As Morrison backs fossil fuels, is the world finally acting on climate?

Scott Morrison’s pathetic failure to act on climate change has left him increasingly isolated globally.

Even right-wing UK Prime Minister Boris Johnson demanded “bold action” from the Australian government in a phone call between the leaders.

To his embarrassment, Morrison was refused an invitation to speak at Johnson’s climate ambition summit in December, with the 50 spots reserved for countries prepared to announce “ambitious” new plans for cutting carbon emissions.

With his pitiful reduction target of 26 per cent by 2030, it is little wonder that Morrison was not offered a seat at the table. He was alongside climate criminals like Russia, Saudi Arabia and Brazil in being excluded.

But while Australia is increasingly isolated, the rest of the world is still far from reducing emissions to the extent needed to prevent catastrophic climate change.

Current pledges and targets would still see global temperatures rise by 2.6 degrees by the end of the century, according to the UN Emissions Gap report, and many countries are not even meeting their targets.

Even between 2010 and 2019, global emissions rose by almost 10 per cent. Global temperatures have already risen by just over 1 degree. And the trend is accelerating.

Not on track

The 2020 Production Gap report, compiled by leading research institutions and the UN Environment Programme, shows that the world is nowhere near on track to meeting the target set at the Paris climate talks five years ago, which aimed to limit warming to 1.5 degrees above the pre-industrial average.

“To follow a 1.5°C-consistent pathway,” it says, “the world will need to decrease fossil fuel production by roughly 6 per cent per year between 2020 and 2030. Countries are instead planning and projecting an average annual increase of 2 per cent, which by 2030 would result in more than double the production consistent with the 1.5°C limit.”

Much has been made of the fact that global emissions fell by around 7 per cent during 2020 as a result of the pandemic, when shutdowns saw reduced travel, lower industrial activity and lower electricity generation. But a temporary reduction means little. It translates to a mere 0.01 degree reduction of global warming by 2050.

And the dip will be more than offset by the response of governments around the world to the pandemic-induced recession, which has been to ratchet up investment in fossil fuels, locking in decades worth of emissions.

Morrison’s “gas-fired recovery”, handing millions to gas companies and projects, while renewable energy was almost entirely overlooked, is consistent with the global trend.

The Production Gap report found that the wealthy G20 governments have committed around $300 billion in COVID-19-related funding to fossil fuel production and consumption to date, compared to $195 billion to clean energy. This is despite the fact that, in order to meet the Paris target, experts say that global coal, oil, and gas production must fall by 11, 4, and 3 per cent respectively every year between 2020 and 2030.

Joe Biden

Much hope has been pinned on the election of Joe Biden bringing the US “back into the fold” after Trump withdrew from the Paris Agreement. Biden has signaled that he wants the US to rejoin and has committed to holding a US climate summit within his first 100 days of office.

But he is not willing to challenge the fossil fuel industry, commenting that, “we’re not getting rid of fossil fuels for a long time”.

Some of Biden’s biggest election backers were fossil fuel corporations. In September he joined a fundraiser organised by Andrew Goldman, co-founder of fracking firm Western LNG. Goldman is a former Biden adviser and was a director of finance for his 2008 campaign.
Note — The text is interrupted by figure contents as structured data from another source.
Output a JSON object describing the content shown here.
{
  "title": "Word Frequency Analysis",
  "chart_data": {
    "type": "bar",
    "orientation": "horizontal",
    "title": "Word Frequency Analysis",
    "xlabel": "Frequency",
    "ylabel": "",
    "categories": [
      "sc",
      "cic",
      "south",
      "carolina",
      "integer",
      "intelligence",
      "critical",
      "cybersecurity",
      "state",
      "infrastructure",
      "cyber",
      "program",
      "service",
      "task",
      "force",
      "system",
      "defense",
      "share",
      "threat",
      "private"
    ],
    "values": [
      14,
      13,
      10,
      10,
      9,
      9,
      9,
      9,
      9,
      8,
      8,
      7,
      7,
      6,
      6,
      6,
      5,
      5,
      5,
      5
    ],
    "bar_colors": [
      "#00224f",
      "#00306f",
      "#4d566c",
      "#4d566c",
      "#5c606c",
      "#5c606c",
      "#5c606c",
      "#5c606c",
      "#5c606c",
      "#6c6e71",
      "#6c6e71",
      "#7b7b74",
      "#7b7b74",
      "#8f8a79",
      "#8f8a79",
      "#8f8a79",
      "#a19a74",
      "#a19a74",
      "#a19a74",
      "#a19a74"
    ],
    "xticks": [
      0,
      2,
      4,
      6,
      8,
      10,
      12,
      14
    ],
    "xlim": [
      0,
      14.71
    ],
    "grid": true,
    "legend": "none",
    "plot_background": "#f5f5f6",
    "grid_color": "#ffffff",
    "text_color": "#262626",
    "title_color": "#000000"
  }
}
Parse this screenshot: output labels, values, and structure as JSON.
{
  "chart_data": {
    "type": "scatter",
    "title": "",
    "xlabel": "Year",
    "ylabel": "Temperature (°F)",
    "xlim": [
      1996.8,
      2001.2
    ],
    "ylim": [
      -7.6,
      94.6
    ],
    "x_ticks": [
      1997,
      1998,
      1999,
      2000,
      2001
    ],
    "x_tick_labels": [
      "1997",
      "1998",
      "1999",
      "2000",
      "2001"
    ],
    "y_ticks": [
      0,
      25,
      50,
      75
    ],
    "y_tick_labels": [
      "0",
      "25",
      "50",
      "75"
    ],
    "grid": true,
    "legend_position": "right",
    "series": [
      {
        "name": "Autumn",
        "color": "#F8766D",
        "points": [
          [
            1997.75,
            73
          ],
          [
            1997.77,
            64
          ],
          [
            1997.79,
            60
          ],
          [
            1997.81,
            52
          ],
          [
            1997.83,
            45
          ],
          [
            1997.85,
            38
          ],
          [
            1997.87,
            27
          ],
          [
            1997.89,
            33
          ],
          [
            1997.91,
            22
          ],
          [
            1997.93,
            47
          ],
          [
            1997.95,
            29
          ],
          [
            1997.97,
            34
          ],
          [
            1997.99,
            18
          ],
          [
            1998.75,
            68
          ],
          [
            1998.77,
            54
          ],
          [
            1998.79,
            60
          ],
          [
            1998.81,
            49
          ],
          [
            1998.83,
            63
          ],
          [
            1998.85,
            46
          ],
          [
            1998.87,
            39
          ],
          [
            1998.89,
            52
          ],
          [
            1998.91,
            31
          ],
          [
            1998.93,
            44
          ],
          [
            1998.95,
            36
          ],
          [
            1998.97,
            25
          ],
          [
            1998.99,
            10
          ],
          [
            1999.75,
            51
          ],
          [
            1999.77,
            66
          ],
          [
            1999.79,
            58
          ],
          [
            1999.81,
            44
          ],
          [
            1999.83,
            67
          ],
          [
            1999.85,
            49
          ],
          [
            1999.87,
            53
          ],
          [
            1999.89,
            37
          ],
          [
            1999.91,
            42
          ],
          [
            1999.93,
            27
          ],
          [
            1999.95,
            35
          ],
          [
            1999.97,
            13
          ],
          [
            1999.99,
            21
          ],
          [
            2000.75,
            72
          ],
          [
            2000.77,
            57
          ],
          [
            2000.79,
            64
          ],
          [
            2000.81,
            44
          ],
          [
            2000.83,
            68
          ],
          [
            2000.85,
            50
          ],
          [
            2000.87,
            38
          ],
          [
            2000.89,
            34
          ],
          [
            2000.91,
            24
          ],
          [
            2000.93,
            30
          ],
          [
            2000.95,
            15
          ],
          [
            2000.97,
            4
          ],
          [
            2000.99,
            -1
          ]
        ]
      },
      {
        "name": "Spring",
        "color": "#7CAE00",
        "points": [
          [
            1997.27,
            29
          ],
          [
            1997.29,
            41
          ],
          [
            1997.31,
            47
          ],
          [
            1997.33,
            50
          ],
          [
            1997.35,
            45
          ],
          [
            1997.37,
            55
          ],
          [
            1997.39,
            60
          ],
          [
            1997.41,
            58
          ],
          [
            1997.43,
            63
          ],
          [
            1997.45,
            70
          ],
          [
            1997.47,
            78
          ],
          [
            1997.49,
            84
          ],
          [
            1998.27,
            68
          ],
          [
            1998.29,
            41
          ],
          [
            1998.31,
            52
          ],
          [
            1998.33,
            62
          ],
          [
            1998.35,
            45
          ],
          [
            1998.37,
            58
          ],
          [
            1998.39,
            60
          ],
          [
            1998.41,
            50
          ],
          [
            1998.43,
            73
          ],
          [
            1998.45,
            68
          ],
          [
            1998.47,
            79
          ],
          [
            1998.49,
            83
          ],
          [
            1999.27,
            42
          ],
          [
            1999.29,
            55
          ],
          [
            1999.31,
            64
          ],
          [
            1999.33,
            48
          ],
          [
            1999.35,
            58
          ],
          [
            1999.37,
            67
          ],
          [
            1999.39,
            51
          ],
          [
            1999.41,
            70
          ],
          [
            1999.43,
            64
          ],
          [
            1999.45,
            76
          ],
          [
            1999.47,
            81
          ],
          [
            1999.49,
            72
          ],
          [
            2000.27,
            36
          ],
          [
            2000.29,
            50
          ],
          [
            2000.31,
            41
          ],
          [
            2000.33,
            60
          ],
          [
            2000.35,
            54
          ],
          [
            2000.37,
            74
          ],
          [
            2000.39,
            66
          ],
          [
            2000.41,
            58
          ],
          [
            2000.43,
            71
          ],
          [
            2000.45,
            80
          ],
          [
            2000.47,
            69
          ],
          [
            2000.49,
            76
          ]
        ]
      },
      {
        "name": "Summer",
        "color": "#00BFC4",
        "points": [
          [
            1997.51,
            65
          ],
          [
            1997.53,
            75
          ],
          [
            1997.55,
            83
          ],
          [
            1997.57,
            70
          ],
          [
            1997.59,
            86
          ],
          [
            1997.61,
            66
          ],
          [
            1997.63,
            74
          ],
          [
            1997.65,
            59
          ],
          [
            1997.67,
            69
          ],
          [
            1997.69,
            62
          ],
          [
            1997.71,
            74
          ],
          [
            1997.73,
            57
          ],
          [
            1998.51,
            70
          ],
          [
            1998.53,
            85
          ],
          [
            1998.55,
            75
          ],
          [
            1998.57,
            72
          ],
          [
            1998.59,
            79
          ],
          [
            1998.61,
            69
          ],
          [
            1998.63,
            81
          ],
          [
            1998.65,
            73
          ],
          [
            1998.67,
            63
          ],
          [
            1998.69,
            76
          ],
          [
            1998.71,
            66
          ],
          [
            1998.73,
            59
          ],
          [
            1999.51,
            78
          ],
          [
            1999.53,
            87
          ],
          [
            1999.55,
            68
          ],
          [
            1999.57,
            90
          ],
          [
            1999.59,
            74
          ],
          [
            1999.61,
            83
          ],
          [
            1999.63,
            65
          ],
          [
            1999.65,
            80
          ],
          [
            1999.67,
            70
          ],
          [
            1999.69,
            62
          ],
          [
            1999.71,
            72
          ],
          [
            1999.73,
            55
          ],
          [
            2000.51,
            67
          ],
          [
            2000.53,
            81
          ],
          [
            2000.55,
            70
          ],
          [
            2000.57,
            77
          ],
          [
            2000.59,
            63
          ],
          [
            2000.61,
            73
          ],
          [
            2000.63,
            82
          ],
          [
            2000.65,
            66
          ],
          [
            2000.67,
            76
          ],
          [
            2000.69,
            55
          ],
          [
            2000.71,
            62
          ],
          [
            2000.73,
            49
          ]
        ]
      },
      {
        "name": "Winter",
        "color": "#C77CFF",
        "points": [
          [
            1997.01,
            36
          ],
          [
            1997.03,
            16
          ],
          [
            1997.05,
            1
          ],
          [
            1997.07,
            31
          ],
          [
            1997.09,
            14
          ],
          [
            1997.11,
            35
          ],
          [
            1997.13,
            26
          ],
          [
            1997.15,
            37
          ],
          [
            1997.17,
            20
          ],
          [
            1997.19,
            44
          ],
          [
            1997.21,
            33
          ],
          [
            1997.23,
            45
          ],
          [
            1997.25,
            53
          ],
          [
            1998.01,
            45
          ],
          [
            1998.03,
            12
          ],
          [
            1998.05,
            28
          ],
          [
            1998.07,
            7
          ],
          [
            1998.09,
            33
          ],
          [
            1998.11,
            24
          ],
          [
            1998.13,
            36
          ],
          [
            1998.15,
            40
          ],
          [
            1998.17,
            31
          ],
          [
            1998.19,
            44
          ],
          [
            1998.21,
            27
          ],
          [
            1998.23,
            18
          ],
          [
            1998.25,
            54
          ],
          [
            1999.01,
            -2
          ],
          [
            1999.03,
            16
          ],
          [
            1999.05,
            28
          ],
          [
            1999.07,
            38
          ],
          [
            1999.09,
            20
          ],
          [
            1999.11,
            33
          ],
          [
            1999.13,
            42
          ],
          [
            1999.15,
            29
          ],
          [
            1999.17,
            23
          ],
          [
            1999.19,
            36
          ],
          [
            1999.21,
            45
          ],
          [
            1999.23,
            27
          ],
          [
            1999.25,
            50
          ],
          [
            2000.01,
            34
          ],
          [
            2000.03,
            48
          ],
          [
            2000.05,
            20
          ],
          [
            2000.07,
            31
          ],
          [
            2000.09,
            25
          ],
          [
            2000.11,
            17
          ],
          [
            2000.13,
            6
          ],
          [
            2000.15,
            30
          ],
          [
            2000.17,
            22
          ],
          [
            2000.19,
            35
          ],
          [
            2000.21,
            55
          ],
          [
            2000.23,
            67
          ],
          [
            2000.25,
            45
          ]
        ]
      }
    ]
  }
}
Biden has now appointed Democratic Congressman Cedric Richmond, friend of the fossil fuel industry, as head of the White House Office of Public Engagement, where he will “serve as a liaison with the business community and climate change activists.” In his ten years in Congress, Richmond has pocketed over $452,000 in donations from oil and gas firms.

Biden has also long been a supporter of the fracking industry. And while he has now suggested he may ban fracking on federal land, 90 per cent of it takes place elsewhere, so this would have little impact.

He also refuses to support the Green New Deal, a program conceived of by climate activists and scientists to deal with unemployment and climate change simultaneously, supported by left-wing sections of the Democrats. Instead he has offered a series of far less ambitious proposals to encourage jobs in renewable energy and new technologies like electric cars.

Only mass movements capable of confronting the destructive, profit-driven logic of capitalism will be able to win the action we need to stop climate change in its tracks.